If you're running a program when you start the HUD (such as GIMP, a graphics editor), you can start typing a command that would normally appear in a menu in that program. The HUD searches all the program's menus, returning search results that match either the exact terms you typed or related terms. For example, instead of clicking File > New to create a new file, you could press Alt to open the HUD and type new.
This is powerful—no longer do you need to remember the location for an obscure command that you use only occasionally; instead, you can search for it. You don't have to remember the precise name of the command, either; just enter something close or related. Going back to our GIMP example, let's say you want to find a command that inverts colors in a section of an image. Would you look in the Select menu, the Colors menu, or somewhere else entirely? With the HUD, it doesn't matter. Press Alt and type invert in the search box, and every GIMP menu entry that either includes the word or is related to it will be listed. Use the arrow keys or your mouse cursor to select the one you want.

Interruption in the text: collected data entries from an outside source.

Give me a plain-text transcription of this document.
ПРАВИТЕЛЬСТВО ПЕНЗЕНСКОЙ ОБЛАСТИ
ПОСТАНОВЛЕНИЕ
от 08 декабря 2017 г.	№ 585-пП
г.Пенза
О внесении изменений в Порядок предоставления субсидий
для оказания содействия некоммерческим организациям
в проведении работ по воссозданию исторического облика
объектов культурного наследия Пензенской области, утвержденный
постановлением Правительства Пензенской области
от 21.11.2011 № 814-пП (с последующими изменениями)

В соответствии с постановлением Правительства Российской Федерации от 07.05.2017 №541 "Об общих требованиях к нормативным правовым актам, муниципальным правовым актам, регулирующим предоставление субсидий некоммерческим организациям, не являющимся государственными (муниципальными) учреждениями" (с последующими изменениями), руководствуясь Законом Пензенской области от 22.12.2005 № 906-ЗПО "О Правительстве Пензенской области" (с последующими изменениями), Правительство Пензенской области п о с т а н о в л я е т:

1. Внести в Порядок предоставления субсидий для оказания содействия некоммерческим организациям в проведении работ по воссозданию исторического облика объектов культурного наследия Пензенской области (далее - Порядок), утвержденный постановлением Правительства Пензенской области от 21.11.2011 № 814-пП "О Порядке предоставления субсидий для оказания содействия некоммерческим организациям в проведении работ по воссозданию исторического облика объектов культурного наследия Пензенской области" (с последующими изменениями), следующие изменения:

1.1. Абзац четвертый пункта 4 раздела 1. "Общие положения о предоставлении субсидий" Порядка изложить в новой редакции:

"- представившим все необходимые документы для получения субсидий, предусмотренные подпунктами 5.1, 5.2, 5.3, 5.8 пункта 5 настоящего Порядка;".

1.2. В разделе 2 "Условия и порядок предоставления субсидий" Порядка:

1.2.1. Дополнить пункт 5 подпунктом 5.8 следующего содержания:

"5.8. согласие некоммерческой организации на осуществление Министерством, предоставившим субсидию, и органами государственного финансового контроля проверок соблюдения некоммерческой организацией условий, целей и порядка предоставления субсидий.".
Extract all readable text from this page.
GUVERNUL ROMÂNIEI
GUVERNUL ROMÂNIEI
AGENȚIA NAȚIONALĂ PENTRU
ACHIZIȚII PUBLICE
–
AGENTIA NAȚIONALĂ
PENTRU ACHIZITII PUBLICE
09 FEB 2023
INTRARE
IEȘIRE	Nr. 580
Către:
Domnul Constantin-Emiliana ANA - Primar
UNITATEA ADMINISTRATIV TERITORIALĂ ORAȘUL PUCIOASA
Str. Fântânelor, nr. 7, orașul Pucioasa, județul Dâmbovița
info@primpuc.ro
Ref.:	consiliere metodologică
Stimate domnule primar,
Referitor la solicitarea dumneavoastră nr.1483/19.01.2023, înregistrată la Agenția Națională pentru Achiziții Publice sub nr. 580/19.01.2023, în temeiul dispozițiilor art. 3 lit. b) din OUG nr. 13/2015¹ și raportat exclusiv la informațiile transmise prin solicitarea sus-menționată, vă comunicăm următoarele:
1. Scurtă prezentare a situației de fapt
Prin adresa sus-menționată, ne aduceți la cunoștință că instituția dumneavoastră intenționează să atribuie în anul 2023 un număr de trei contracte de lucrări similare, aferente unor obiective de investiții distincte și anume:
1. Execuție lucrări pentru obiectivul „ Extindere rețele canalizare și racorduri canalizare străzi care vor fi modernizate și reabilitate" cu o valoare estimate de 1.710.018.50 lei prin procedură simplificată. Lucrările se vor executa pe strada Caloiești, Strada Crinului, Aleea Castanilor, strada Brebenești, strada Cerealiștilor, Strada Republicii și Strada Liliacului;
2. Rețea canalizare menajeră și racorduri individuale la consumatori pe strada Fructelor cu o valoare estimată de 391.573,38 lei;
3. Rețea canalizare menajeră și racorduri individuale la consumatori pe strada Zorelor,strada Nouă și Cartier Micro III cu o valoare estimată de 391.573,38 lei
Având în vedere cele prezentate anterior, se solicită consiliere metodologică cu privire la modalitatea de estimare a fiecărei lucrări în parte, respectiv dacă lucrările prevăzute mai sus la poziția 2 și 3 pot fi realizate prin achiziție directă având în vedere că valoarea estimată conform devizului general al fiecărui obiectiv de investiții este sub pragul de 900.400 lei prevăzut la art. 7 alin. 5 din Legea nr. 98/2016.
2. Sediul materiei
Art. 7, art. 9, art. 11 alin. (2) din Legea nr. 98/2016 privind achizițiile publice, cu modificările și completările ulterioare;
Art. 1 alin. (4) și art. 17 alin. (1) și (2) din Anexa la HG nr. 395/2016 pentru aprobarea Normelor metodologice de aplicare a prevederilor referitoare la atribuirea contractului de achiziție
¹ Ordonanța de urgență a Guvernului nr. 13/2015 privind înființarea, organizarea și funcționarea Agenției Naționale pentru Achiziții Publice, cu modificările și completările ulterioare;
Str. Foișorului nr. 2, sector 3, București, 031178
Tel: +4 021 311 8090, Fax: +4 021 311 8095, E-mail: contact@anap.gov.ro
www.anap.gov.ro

Using Unity as a Power User
The last time I wrote about Unity for InformIT, I shared a set of keyboard shortcuts. Power users of computers often eschew using a mouse whenever possible because they don't want to take their hands off the keyboard unless absolutely necessary; doing so slows them down. Because Unity was so new when I wrote that introductory article, the keyboard shortcuts weren't entirely stable; in fact, many shortcuts have been added and some have changed since then. For the sake of those power users, I'll conclude this article with a list of some of Unity's keyboard shortcuts that you're most likely to love. To display a more complete list of keyboard shortcuts, hold down the Super key (the one with the Windows or Apple logo). This list displayed on your screen can save time when you're looking for a keyboard shortcut, as well as helping you to memorize the shortcuts without having to create a paper "cheat sheet."
- Tap the Super key to open the Dash.
- Press the Super key to open the Launcher and display keyboard shortcuts.
- Use Alt + F1 to open the Launcher in keyboard navigation mode, so you can use the arrow keys to highlight and Enter to select an icon from the list.
- Use Super + A to open the Dash Applications lens.
- Use Super + F to open the Dash Files and Folders lens.
- Use Super + T to open the trash can.
- Use Ctrl + Alt + T to open a terminal window.